‘no reason to stay is a good reason to go’
this quote stayed as my screensaver for months.
it was a simple, but strong reminder that i was making the right decision to leave my marriage – which had become the darkest place i have ever been.
and i’m thinking of this quote again because of a couple of interactions i’ve had over the last little while.
i’m trying to keep in mind that times are extremely stressful right now & it can be incredibly easy to let your fear or your anger get the best of you.
i’m trying to remember that people may be snappy or acting out of character due to the stress that’s happening in their own lives.
but these comments still got to me.
one came from an internet acquaintance who told me my blog was just me complaining, that i did this to myself by leaving my husband, my home & my ‘wonderful life’.

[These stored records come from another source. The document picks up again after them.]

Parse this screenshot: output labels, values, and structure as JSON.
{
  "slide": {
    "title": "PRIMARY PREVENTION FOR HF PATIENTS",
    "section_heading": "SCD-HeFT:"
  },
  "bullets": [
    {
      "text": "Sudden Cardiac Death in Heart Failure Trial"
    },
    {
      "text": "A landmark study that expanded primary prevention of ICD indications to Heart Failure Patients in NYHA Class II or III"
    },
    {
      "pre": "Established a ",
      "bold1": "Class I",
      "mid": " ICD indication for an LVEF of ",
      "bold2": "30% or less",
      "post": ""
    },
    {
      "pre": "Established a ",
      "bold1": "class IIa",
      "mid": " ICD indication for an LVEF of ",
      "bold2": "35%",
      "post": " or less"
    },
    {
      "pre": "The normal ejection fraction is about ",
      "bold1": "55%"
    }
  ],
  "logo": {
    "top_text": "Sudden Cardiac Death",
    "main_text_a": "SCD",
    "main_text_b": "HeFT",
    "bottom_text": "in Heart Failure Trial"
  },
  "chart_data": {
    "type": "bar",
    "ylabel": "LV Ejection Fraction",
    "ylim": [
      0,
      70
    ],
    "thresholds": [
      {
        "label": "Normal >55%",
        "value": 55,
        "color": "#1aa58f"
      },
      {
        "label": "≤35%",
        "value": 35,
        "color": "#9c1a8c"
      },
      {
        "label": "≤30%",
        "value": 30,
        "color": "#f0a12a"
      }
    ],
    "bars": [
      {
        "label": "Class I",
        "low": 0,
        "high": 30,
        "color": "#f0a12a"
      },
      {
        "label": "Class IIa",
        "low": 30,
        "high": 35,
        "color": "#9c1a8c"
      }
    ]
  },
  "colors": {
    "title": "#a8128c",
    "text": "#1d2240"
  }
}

the second comment came from somebody really close to me who said i have nobody to blame but myself & that i ‘didn’t have to leave’.
and i guess both are right in a way.
i did choose to leave & i don’t have anyone to blame but me.
i could have stayed in my marriage, in my beautiful dream home with my incredibly handsome & accomplished husband – living what everybody thought was the perfect life.
i could have stayed in my palace that had become more like a prison. i could have stayed with somebody who spent the majority of his free time with other women.
i could have stayed shattered. sad. scared.
but one day i realized i had no reason to stay & i had every reason to go.
every reason to be leaving a bad or toxic relationship.
thankfully i had family that took me in, friends who supported my decisions & now readers who share their experiences with me through the blog & social media.
maybe the life i had looked great from the outside, looked like a life other women would have given anything for… but it wasn’t a good one on the inside.
and i want a life that looks & feels good – to me – from every angle.